Top positive review
14 people found this helpful
Good, but certainly not perfect.
on December 18, 2010
This is the first bread machine I've owned so I have been in "experimental" mode ever since it arrived. Actually, that should be ever since the SECOND machine arrived. I followed the instructions and ran an empty machine the first time to burn off any machine oils or other materials left over from the manufacturing process. When I pressed the start button for my first loaf of bread there was a metallic scraping noise. After about two minutes I looked inside and the paddle had scraped all the non-stick coating off the bread pan in a circle where it touched the bottom. A quick email to Amazon Customer Service and a second machine was on the way. If you have any problems with the dough paddle don't hesitate to get in touch with Amazon and get a new machine. I have been baking loaves now for almost one month and have learned quite a bit about this machine and the art of baking bread in it.

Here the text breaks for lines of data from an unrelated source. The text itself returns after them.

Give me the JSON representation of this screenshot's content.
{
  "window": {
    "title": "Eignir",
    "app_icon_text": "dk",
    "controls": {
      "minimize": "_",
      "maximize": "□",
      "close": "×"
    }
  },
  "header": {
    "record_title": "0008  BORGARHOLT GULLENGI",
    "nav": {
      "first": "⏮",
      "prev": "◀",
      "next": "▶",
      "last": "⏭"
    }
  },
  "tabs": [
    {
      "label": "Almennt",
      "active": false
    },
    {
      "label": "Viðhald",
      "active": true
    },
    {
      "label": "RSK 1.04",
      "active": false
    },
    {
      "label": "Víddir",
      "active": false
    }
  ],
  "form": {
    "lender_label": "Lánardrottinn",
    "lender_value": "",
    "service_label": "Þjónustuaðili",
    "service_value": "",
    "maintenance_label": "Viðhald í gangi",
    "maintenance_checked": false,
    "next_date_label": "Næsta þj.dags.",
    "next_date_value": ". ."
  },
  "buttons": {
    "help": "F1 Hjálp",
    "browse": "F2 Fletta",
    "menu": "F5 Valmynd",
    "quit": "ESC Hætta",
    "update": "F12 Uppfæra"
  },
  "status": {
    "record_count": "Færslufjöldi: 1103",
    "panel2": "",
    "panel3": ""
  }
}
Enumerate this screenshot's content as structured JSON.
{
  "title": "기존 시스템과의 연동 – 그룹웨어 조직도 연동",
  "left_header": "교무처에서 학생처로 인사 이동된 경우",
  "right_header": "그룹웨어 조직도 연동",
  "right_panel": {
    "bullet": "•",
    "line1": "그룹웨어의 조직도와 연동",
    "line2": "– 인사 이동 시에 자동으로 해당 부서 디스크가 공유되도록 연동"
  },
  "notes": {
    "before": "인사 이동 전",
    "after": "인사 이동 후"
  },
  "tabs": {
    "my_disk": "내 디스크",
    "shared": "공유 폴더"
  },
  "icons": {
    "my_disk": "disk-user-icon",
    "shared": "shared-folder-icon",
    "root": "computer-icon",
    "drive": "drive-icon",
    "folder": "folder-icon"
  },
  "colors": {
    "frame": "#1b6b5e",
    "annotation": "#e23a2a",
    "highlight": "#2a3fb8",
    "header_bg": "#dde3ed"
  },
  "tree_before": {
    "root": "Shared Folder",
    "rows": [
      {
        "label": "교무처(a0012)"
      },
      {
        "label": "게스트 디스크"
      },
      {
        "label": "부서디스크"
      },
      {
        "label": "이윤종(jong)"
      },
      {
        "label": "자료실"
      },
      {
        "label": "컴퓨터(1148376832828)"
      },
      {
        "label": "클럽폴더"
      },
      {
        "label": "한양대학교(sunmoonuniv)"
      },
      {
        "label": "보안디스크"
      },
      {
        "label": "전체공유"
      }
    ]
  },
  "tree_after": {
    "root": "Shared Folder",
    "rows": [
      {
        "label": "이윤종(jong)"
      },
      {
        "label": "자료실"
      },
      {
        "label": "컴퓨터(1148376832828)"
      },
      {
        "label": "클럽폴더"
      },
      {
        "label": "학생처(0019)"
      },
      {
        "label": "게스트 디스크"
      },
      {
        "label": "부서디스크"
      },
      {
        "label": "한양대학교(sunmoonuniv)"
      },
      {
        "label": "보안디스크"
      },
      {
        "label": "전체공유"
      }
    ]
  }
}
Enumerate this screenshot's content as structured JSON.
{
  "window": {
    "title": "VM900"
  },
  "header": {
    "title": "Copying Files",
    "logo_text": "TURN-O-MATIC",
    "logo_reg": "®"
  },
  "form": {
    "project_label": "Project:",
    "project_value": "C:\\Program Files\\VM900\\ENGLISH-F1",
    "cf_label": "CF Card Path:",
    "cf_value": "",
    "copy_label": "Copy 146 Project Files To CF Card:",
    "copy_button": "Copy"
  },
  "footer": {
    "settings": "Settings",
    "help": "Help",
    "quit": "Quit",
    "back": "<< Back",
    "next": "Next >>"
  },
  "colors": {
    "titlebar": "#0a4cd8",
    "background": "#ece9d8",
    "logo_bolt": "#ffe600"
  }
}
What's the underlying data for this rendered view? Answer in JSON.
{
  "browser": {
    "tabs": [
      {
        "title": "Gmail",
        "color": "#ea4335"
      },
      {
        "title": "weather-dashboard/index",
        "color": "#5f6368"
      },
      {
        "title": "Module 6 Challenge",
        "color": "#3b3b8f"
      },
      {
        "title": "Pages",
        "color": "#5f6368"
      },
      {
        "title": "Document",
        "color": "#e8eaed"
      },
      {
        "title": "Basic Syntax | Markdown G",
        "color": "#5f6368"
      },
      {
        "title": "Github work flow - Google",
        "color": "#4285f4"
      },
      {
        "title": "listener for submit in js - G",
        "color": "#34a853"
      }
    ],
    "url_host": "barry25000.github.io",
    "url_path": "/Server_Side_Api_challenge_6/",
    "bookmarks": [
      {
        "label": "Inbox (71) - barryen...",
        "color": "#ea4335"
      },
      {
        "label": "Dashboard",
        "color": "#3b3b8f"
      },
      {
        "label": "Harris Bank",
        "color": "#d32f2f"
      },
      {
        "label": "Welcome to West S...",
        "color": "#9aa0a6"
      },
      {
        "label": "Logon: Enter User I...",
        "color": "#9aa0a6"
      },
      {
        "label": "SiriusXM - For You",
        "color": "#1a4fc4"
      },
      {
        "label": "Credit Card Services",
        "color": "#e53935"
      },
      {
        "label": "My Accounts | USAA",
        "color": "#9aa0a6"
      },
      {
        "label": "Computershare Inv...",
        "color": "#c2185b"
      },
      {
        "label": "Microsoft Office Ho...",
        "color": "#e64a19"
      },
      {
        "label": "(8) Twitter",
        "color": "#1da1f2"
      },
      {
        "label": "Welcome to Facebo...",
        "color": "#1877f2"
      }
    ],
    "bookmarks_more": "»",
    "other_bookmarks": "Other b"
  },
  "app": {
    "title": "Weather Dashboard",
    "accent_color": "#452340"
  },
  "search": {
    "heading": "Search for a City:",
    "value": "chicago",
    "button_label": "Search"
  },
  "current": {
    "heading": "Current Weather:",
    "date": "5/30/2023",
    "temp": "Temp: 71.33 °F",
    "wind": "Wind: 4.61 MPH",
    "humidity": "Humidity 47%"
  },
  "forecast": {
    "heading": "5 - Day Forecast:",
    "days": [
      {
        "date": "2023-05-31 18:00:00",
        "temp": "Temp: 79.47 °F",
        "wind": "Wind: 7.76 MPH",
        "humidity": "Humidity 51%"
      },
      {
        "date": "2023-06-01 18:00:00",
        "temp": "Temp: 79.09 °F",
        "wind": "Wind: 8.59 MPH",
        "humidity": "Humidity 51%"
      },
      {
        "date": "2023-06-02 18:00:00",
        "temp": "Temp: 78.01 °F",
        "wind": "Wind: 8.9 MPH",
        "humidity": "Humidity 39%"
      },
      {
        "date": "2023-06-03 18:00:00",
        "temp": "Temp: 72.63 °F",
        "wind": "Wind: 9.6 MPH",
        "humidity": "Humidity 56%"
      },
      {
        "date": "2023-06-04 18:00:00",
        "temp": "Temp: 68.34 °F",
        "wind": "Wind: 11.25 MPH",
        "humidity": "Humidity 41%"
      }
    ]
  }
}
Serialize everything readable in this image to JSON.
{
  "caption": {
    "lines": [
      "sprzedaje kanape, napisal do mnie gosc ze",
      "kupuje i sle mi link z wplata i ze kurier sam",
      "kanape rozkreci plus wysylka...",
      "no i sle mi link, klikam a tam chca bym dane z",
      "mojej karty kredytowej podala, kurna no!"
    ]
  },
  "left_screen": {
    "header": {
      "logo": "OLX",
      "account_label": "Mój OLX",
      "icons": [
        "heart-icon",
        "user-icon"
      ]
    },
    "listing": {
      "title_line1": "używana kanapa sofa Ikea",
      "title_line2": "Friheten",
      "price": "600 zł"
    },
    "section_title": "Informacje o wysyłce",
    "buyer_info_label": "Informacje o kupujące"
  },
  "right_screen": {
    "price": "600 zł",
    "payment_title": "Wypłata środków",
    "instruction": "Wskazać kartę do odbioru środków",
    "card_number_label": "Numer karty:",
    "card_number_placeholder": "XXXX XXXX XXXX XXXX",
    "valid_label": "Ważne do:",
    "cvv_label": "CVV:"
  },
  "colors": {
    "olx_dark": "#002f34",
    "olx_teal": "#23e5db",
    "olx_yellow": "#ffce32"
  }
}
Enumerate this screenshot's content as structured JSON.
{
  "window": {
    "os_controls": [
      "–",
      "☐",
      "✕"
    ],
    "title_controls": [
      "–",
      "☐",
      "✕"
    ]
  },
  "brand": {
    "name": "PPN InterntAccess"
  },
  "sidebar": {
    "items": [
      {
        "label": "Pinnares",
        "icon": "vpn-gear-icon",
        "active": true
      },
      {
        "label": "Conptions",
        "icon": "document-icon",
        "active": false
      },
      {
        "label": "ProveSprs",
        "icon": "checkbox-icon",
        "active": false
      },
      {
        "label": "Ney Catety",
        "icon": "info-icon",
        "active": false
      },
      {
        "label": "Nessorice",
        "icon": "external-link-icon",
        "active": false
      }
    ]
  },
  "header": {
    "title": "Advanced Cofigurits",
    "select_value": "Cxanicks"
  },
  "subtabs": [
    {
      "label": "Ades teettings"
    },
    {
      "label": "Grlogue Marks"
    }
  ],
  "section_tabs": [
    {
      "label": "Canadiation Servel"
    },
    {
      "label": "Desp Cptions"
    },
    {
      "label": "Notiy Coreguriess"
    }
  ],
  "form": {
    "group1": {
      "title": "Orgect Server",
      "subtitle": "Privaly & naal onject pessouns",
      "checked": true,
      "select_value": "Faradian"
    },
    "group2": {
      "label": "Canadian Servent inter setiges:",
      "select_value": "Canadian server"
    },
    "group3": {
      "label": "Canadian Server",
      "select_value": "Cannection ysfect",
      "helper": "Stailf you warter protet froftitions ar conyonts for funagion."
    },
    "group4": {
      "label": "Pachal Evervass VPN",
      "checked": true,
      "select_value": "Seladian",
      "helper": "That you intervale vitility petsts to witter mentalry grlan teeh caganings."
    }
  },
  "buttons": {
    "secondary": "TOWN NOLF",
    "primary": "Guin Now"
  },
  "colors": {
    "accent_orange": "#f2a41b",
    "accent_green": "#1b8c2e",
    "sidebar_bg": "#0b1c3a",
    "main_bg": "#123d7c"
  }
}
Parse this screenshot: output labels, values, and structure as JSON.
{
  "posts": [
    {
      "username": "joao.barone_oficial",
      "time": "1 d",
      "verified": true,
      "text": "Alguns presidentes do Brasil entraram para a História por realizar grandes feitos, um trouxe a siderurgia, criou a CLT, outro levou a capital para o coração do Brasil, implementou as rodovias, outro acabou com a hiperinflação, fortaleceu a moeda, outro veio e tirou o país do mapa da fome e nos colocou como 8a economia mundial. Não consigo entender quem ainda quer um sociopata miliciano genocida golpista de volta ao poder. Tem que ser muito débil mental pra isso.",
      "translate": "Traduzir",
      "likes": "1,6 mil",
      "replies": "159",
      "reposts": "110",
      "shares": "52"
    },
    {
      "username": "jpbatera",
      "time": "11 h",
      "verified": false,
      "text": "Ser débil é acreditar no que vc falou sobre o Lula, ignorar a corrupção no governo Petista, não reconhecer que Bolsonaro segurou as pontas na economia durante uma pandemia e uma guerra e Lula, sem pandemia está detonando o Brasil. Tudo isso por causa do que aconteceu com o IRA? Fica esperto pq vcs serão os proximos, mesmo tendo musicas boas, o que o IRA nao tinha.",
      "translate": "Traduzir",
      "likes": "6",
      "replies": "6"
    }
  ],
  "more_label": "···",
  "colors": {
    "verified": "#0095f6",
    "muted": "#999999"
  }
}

If you are planning to purchase this specific machine because of the automatic fruit and nut dispenser, please know that it has not been a success for me. I made a loaf of raisin bread, the raisins were dispensed, but it was so far into the dough cycle that it had already formed the dough ball and the raisins were all on the outside of the loaf. In a later loaf I placed the raisins in the bread pan along with all the other ingredients and the finished loaf was wonderful with raisins evenly distributed throughout the loaf. The exact same thing happened with a loaf of three-seed bread (sunflower, sesame and poppy seeds), they mostly stuck to the outside of the bread when the dispenser was used but evenly distributed when added with the main ingredients. I will not be using the dispenser again.
My main kick with this machine and with the manual is that it doesn't tell me what is happening with the loaf at any given time. There is a countdown timer, but it doesn't give me enough information for my own curiosity. I have found this basic timing reference from my baking: White bread recipe, medium crust color, 2 pound loaf. The timer begins with 3 hours, 25 minutes. Mixing took until 3:05 when the ingredient dispenser opened (this is VERY loud!), 2:51 the first rising began, 2:00 ten beeps to alert for dough-only removal, 1:50 punch down of dough and second rising, at 50 minutes baking began. These next numbers are for a whole wheat loaf, medium crust color, one pound: 4 hours 30 minutes initial setting, 4:00 mixing begins, 3:45 add ingredients (LOUD!), 3:32 first rising, 1:41 ten beeps for dough-only removal, 1:31 punch down and second rising, at 45 minutes baking began. The time frame will be slightly different for each combination of type of bread, crust color and size of loaf but those two examples are typical of the time frame I'm becoming accustomed to. Each loaf has been very well formed, very good crust color to my specifications, and has had wonderful consistency. We have discovered that a two pound loaf of bread is much too big for the two of us and have settled in for the one pound loaves each time now. And don't think your bread will mold quickly, it doesn't, but it will get stale and be best as toast, bread crumbs or croûtons for the freezer after the first three days.
The machine does a very good job at what it actually does, but I have needed to be very hands-on with baking the bread. Every single loaf I've made has required additional liquid to be added during the mixing process. I know that some of the reasons for that are my geographical location, climate, and house temperature but I'm beginning to think that some of it might be due to the ingredient lists in the manual/recipe book. During this testing period I have exclusively used the recipes which are included in the manual for the machine. The last loaf I made was a plain whole wheat loaf and I had to add 6 Tablespoons of water in addition to the others called for in the recipe. That's way too much additional moisture to need. (But a tip........add any additional liquids during the first five minutes or less of mixing so it has enough time to be absorbed by the flour. If it's dry and crumbly, it needs liquid! This may sound like a "Well, Duh" moment to you but I threw out an entire recipe because it was dry and crumbly and I thought I had not followed the directions correctly. Later I realized what had happened.) The recipe booklet also has many errors in it, be sure to read through the recipe you want to use before getting ready to bake. Some have the same ingredient listed twice with two different amounts. I have no idea what that's supposed to mean. I have not tried the delayed start feature because of the need to add extra liquids in the mixing cycle.
When I get ready to upgrade to a different machine I will look for the features I didn't realize I wanted in this machine: 1.) a read out that tells me what cycle the machine is in at the present time, and 2.) better indicators for showing me the size loaf and crust color I'm choosing. I'm 5'3" tall, when this machine is on my counter I have to stand on a step stool to see the little box that shows the timer, menu item chosen, loaf size and crust color. It really would not have been too much more expensive for this company to have upgraded the read-out portion of this machine and for me, they could have left off the dispenser altogether.